Already such is the grumpy influence that, if you are a billionaire grumpy, you can even get your grumpiness described as policy and turned into law. This is what happened in New York City where billionaire Mayor Michael Bloomberg decided the choice of the voters in not just one, but two public referendums to limit the Mayor and City Council to two terms was no longer his choice. Although he had previously called people -- mainly city council members -- who wanted to bypass this public law bad names, as the end of his own second term approached, he somehow cajoled the city council into overturning a law which he, himself, had previously declared could only be overturned by public referendum. (Whoops. Don't try that in Honduras!)

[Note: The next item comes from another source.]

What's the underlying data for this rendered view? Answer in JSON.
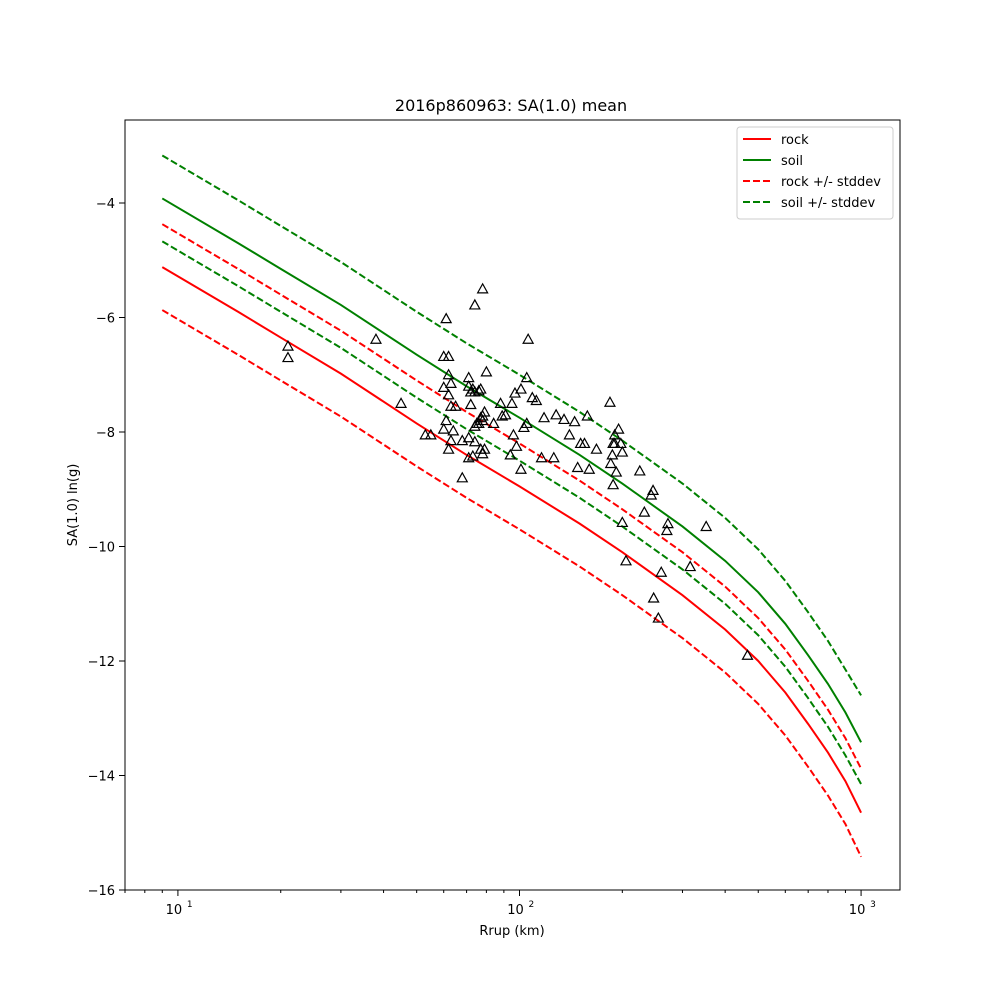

Even the newspaper editorial boards -- or, more precisely perhaps, their publishers -- applauded and said trammeling on a public vote was statesmanship. Strangely, however, as multiple commentators have noted, since then the Mayor has been noticeably more grumpy, scowling in public and snarling at reporters as he sets about campaigning for a third term. It's almost as if, in the switching perspective that is a hallmark of the grump group, he resents getting what he asked for. His explanation: " I am 67. I am who I am."

If grumpies have this level of influence now, even before the baby-boomers -- perhaps the most self-important and self-absorbed generation in American experience -- have reached the grump years in the millions they soon will, what will the future hold?

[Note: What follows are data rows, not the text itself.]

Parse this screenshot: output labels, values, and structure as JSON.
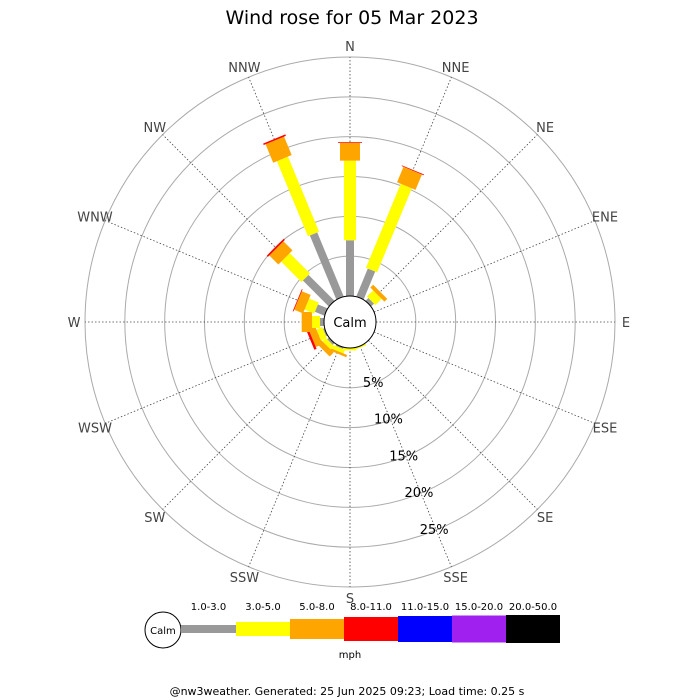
{
  "chart_data": {
    "type": "wind-rose",
    "title": "Wind rose for 05 Mar 2023",
    "directions": [
      "N",
      "NNE",
      "NE",
      "ENE",
      "E",
      "ESE",
      "SE",
      "SSE",
      "S",
      "SSW",
      "SW",
      "WSW",
      "W",
      "WNW",
      "NW",
      "NNW"
    ],
    "ring_labels": [
      "5%",
      "10%",
      "15%",
      "20%",
      "25%"
    ],
    "rings_percent": [
      5,
      10,
      15,
      20,
      25
    ],
    "rmax_percent": 30,
    "calm_label": "Calm",
    "speed_unit": "mph",
    "bins": [
      {
        "label": "1.0-3.0",
        "color": "#999999"
      },
      {
        "label": "3.0-5.0",
        "color": "#ffff00"
      },
      {
        "label": "5.0-8.0",
        "color": "#ffa500"
      },
      {
        "label": "8.0-11.0",
        "color": "#ff0000"
      },
      {
        "label": "11.0-15.0",
        "color": "#0000ff"
      },
      {
        "label": "15.0-20.0",
        "color": "#a020f0"
      },
      {
        "label": "20.0-50.0",
        "color": "#000000"
      }
    ],
    "series": [
      {
        "direction": "N",
        "values": [
          7.0,
          10.0,
          2.2,
          0.1,
          0,
          0,
          0
        ]
      },
      {
        "direction": "NNE",
        "values": [
          3.8,
          11.4,
          2.1,
          0.1,
          0,
          0,
          0
        ]
      },
      {
        "direction": "NE",
        "values": [
          0.5,
          1.1,
          0.5,
          0,
          0,
          0,
          0
        ]
      },
      {
        "direction": "ENE",
        "values": [
          0,
          0,
          0,
          0,
          0,
          0,
          0
        ]
      },
      {
        "direction": "E",
        "values": [
          0,
          0,
          0,
          0,
          0,
          0,
          0
        ]
      },
      {
        "direction": "ESE",
        "values": [
          0,
          0,
          0,
          0,
          0,
          0,
          0
        ]
      },
      {
        "direction": "SE",
        "values": [
          0,
          0,
          0,
          0,
          0,
          0,
          0
        ]
      },
      {
        "direction": "SSE",
        "values": [
          0,
          0.2,
          0,
          0,
          0,
          0,
          0
        ]
      },
      {
        "direction": "S",
        "values": [
          0,
          0.3,
          0,
          0,
          0,
          0,
          0
        ]
      },
      {
        "direction": "SSW",
        "values": [
          0.2,
          0.5,
          0.3,
          0,
          0,
          0,
          0
        ]
      },
      {
        "direction": "SW",
        "values": [
          0.3,
          0.6,
          0.7,
          0,
          0,
          0,
          0
        ]
      },
      {
        "direction": "WSW",
        "values": [
          0.2,
          0.8,
          0.9,
          0.3,
          0,
          0,
          0
        ]
      },
      {
        "direction": "W",
        "values": [
          0.5,
          1.0,
          1.3,
          0,
          0,
          0,
          0
        ]
      },
      {
        "direction": "WNW",
        "values": [
          1.3,
          1.3,
          1.2,
          0.1,
          0,
          0,
          0
        ]
      },
      {
        "direction": "NW",
        "values": [
          4.6,
          3.6,
          1.6,
          0.2,
          0,
          0,
          0
        ]
      },
      {
        "direction": "NNW",
        "values": [
          8.7,
          10.2,
          2.5,
          0.2,
          0,
          0,
          0
        ]
      }
    ]
  },
  "footer": "@nw3weather. Generated: 25 Jun 2025 09:23; Load time: 0.25 s"
}
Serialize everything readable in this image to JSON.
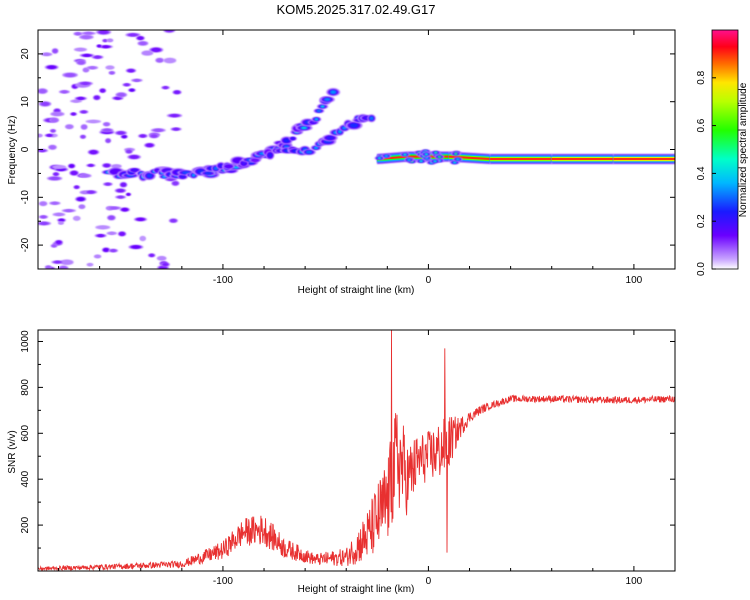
{
  "title": "KOM5.2025.317.02.49.G17",
  "chart_data": [
    {
      "type": "heatmap",
      "title": "KOM5.2025.317.02.49.G17",
      "xlabel": "Height of straight line (km)",
      "ylabel": "Frequency (Hz)",
      "xlim": [
        -190,
        120
      ],
      "ylim": [
        -25,
        25
      ],
      "xticks": [
        -100,
        0,
        100
      ],
      "yticks": [
        -20,
        -10,
        0,
        10,
        20
      ],
      "colorbar": {
        "label": "Normalized spectral amplitude",
        "range": [
          0,
          1
        ],
        "ticks": [
          0.0,
          0.2,
          0.4,
          0.6,
          0.8
        ],
        "tick_labels": [
          "0.0",
          "0.2",
          "0.4",
          "0.6",
          "0.8"
        ],
        "colormap": "rainbow (magenta-blue-cyan-green-yellow-red-pink)"
      },
      "features": [
        {
          "name": "rising trace A",
          "x": [
            -155,
            -130,
            -110,
            -95,
            -80,
            -65,
            -55,
            -50,
            -45
          ],
          "y": [
            -5,
            -5,
            -5,
            -4,
            -1,
            3,
            7,
            10,
            13
          ]
        },
        {
          "name": "secondary trace",
          "x": [
            -110,
            -85,
            -70,
            -55,
            -45,
            -35,
            -25
          ],
          "y": [
            -5,
            -2,
            0,
            0,
            3,
            6,
            6
          ]
        },
        {
          "name": "near-DC line",
          "x": [
            -25,
            -10,
            10,
            30,
            60,
            90,
            120
          ],
          "y": [
            -2,
            -1.5,
            -1.5,
            -2,
            -2,
            -2,
            -2
          ]
        },
        {
          "name": "scattered noise",
          "x_range": [
            -190,
            -130
          ],
          "y_range": [
            -25,
            25
          ]
        }
      ]
    },
    {
      "type": "line",
      "title": "",
      "xlabel": "Height of straight line (km)",
      "ylabel": "SNR (v/v)",
      "xlim": [
        -190,
        120
      ],
      "ylim": [
        0,
        1050
      ],
      "xticks": [
        -100,
        0,
        100
      ],
      "yticks": [
        200,
        400,
        600,
        800,
        1000
      ],
      "series": [
        {
          "name": "SNR",
          "color": "#e83030",
          "x": [
            -190,
            -150,
            -120,
            -100,
            -90,
            -80,
            -70,
            -55,
            -40,
            -30,
            -20,
            -15,
            -10,
            -5,
            0,
            5,
            10,
            15,
            20,
            25,
            30,
            35,
            40,
            60,
            80,
            100,
            120
          ],
          "y": [
            10,
            20,
            30,
            90,
            170,
            180,
            100,
            50,
            60,
            150,
            300,
            500,
            400,
            480,
            500,
            520,
            560,
            620,
            670,
            700,
            720,
            735,
            750,
            750,
            745,
            745,
            750
          ],
          "noise": [
            8,
            12,
            15,
            40,
            60,
            70,
            45,
            25,
            40,
            110,
            200,
            250,
            160,
            120,
            110,
            130,
            120,
            50,
            25,
            20,
            15,
            15,
            15,
            15,
            15,
            15,
            15
          ]
        }
      ],
      "spikes": [
        {
          "x": -18,
          "y": 1050
        },
        {
          "x": 8,
          "y": 970
        },
        {
          "x": 9,
          "y": 80
        }
      ]
    }
  ]
}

New York, perhaps, shows us. What New York now has is grumpy paralysis.

It turned out there was another billionaire, Tom Galisano, also 67, the founder of a big company called Paychex, who doesn't like elections. Although he bankrolled the Democrats in their successful quest to take over the New York State Senate in 2009, grump Galisano quickly decided he didn't like the result. So he enticed two Democrats -- Hiram Monserrate, now under indictment for slashing his girlfriend with a broken glass, and Pedro Espada, seemingly under investigation for everything by everybody -- to join the Republicans, giving them what's known as a slim majority. It was so slim that when Monserrate rejoined the Democrats days later, there were exactly 31 Republicans and 31 Democrats and the Senate ceased doing business.

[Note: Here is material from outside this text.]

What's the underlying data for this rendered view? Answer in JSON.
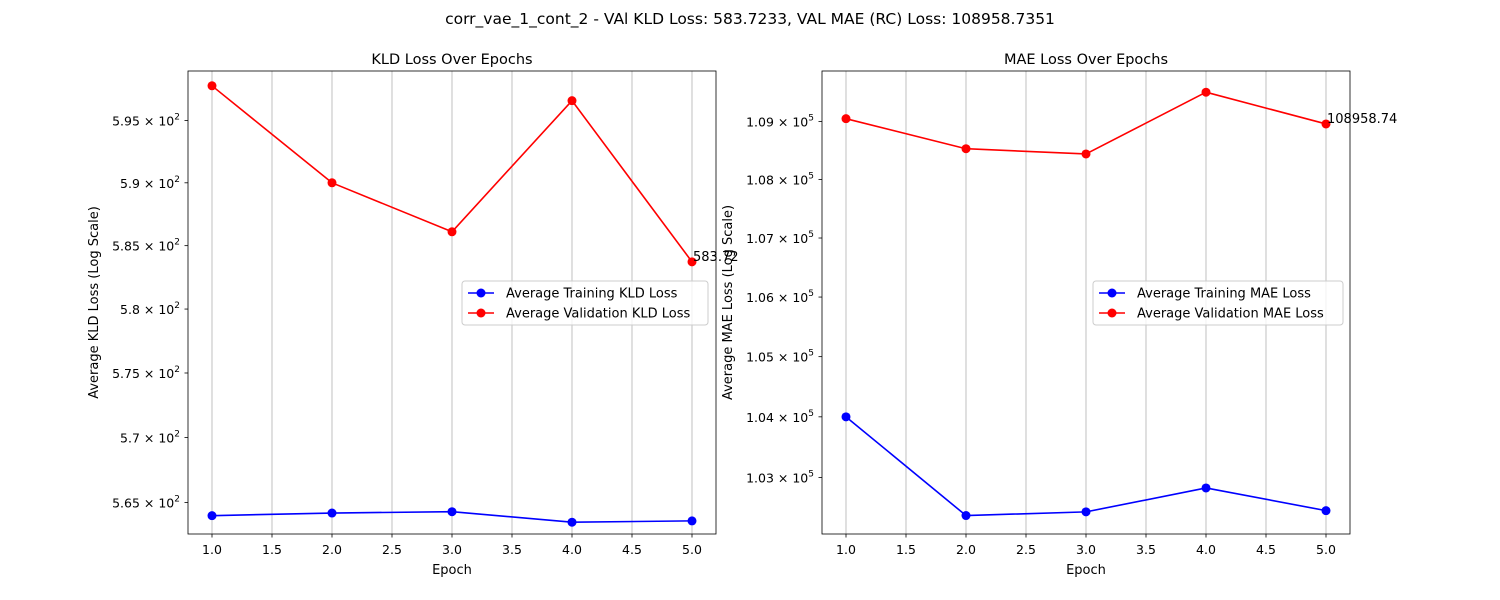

Galisano claimed he acted to "reform" the senate, although when your chosen instruments are an indicted woman slasher and what looks to be a serial indictee, it's hard to credit that reform is your chosen mission. Reports have suggested that the "final straw" for Golisano, perhaps touchy after being soundly rejected by actual voters all three times he personally ran for Governor, occurred at a meeting when the new Democratic leader of the State Senate appeared to be paying more attention to his Blackberry than to him.

True, with New York's profound gerrymandering and inside setups, we don't have real state elections anyway, but, like the Iranians, we like to pretend. Now we don't even have a government. In this perpetual tie, the state senate can't act, leaving all legislation in limbo.

Ironically, that immediately quashed Mayor Bloomberg's other heart's desire -- legislation, seemingly about to pass the senate, that would have kept the New York City school system not just in the direct control of the Mayor, but controlled by him to a degree that occurs nowhere else in the United States. Even parents, the Mayor had candidly explained, had no business being involved in the schools and should leave all that to the experts.

So, instead of those petty semi-elected state legislators having turned out to be the ones to thwart him, it was the antics of another grumpy billionaire that blocked the Mayor's heart's desire. We can appreciate Mayor Bloomberg's pain.

A "mini-me" grump. Who'd a thunk!

Having had to endure all these public grumpy displays, we, the general public, might feel we deserve to sit back and enjoy the delicious irony of one billionaire grumpy canceling out another. But, alas, the truth is, what they've canceled out is public process; they've canceled out us.